Atul Kochhar launches Chef Season 2017
Twice decorated Michelin-starred Chef Atul Kochhar has announced the start of his 2017 Chef Season in which he will welcome a list of fellow chefs into the kitchens of Sindhu and Indian Essence.
Once a month diners will experience a collaborative six-course Tasting Menu created by Atul and some of the most celebrated names in the culinary world.
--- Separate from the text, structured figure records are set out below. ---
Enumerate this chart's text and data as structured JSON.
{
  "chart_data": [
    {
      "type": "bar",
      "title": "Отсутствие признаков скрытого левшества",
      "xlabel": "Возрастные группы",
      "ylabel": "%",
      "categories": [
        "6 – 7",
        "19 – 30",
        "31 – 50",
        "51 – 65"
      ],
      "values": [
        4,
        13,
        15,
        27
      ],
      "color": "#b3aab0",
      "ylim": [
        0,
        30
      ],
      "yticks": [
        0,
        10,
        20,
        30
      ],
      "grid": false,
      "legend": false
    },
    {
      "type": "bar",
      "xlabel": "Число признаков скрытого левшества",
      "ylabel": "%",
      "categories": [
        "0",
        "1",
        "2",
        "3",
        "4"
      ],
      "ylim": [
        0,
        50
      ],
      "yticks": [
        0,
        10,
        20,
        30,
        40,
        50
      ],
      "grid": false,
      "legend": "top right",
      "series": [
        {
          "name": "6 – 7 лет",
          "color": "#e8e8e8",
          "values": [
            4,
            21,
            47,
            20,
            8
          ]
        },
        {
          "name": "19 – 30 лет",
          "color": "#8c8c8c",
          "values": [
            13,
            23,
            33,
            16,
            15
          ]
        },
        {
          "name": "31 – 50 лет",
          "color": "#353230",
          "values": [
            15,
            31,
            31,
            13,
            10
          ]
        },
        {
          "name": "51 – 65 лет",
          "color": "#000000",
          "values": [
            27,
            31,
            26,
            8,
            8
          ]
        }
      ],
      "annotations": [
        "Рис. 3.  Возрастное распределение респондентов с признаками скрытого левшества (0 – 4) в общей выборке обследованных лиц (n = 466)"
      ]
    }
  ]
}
Each chef will present three dishes alongside Chef Kochhar’s three that will promise to delight the palate and awaken the senses of guests.
Commenting on the specially curated season, chef Kochhar said: “I am excited to welcome such a variety of talented chefs. The mix of skill, passion and creativity is outstanding. Here are chefs who, like me, promote and encourage seasonal British ingredients as well as Indian, Italian and South Asian. It’s important for me to adapt and adopt – cultures, cuisines, ingredients, everything. To bring diverse cultures closer, this is what food is about and these chefs understand and demonstrate these same important principles. So let’s get cooking!”
Chef Season Diary
When: 26th April at Sindhu Restaurant and 27th April at Indian Essence
Jane Devonshire comes from a family of cooks and her talent, skill and energy for food was demonstrated when she won the MasterChef title in 2016. From a very young age her passion for food was evident and it was this drive and determination that caught the eye of John Torode and Greg Wallace. Janes’ passion for food thrives as she continues her extraordinary culinary journey creating fuss-free recipes and delicious meals for the home cook.
She said: “I’ve had a life-long passion for food but appearing on MasterChef meant stepping out of my comfort zone. Food is an absolutely solid and integral part of my family life, both growing up and now. It represents so much more for me than just food; it’s family and friends – the best times are always when good food, family and friends surround you.”
Dominic Chapman from The Beehive Pub & Restaurant
When: 9th May at Sindhu Restaurant
As a self-confessed traveller at heart Dominic Chapman has a love of world cuisine, with Indian food holding particular significance. Every year the chef travels to India and spends two weeks cooking in the kitchen of an existing restaurant. Once head chef for Heston Blumenthal, Chapman has a less molecular style than his former mentor, instead serving up beautifully prepared, comforting dishes made with quality local ingredients. He won a Michelin-star at The Royal Oak in Maidenhead before becoming chef proprietor at The Beehive in White Waltham. With his love and appreciation for Indian cooking, Chapman was a natural selection to join chef Kochhar for Chef Season.
He said: “I use traditional cooking methods to create seasonal and delicious dishes. I’m passionate about seasonal ingredients cooked simply. British ingredients where possible, but I don’t want to be restricted by them.”
Cyrus Todiwala of Café Spice Namasté and Mr Todiwala’s Kitchen
When: 29th June at Sindhu
Cyrus Todiwala is a chef, restaurateur, author and TV personality. The Bombay-born Parsee chef is recognised for his hallmark style of blending traditional Indian culinary techniques and flavours with more unexpected ingredients, as well as his hand-made line of pickles and chutneys (Mr Todiwala’s Splendidly Spicy and Deliciously Hot Pickles and Chutneys) which are food festival favourites. He is Proprietor and Executive Chef of Café Spice Namasté and Mr Todiwala’s Kitchen in London and is known for his innovative and fresh approach to Indian Cuisine.
He said: “I always think to myself ‘How can I do something different this time?’, that’s how you can create something completing out of the ordinary. The best inspiration comes through trying new things.”
Romy Gill of Romy’s Kitchen
When: 20th July at Sindhu – 21st at Indian Essence
Romy is one of the rare female Indian chefs in the UK who cooks, teaches and promotes the Slow Food movement. Her cooking combines the traditional flavours and spices of India with the new ingredients she was introduced to when arriving in the UK, such as gurnard, apples, cabbage and poppy seeds. Her cooking style differs from most Indian restaurants and avoids the use of unnatural food colourings. In 2016 Romy was awarded an MBE in the Queen’s Birthday Honours List for her services to the hospitality industry, being one of a few female Indian chefs in the UK to both own her own restaurant and run the kitchen.
She said: “Indian food doesn’t have to be bad for you! It’s easy to accentuate it with spicing and powerful flavours, without excessive amounts of fat or sugar. I’m still enjoying all the same dishes I used to, but have modified my ingredients and methods, deconstructing Indian cuisine to suit my needs.”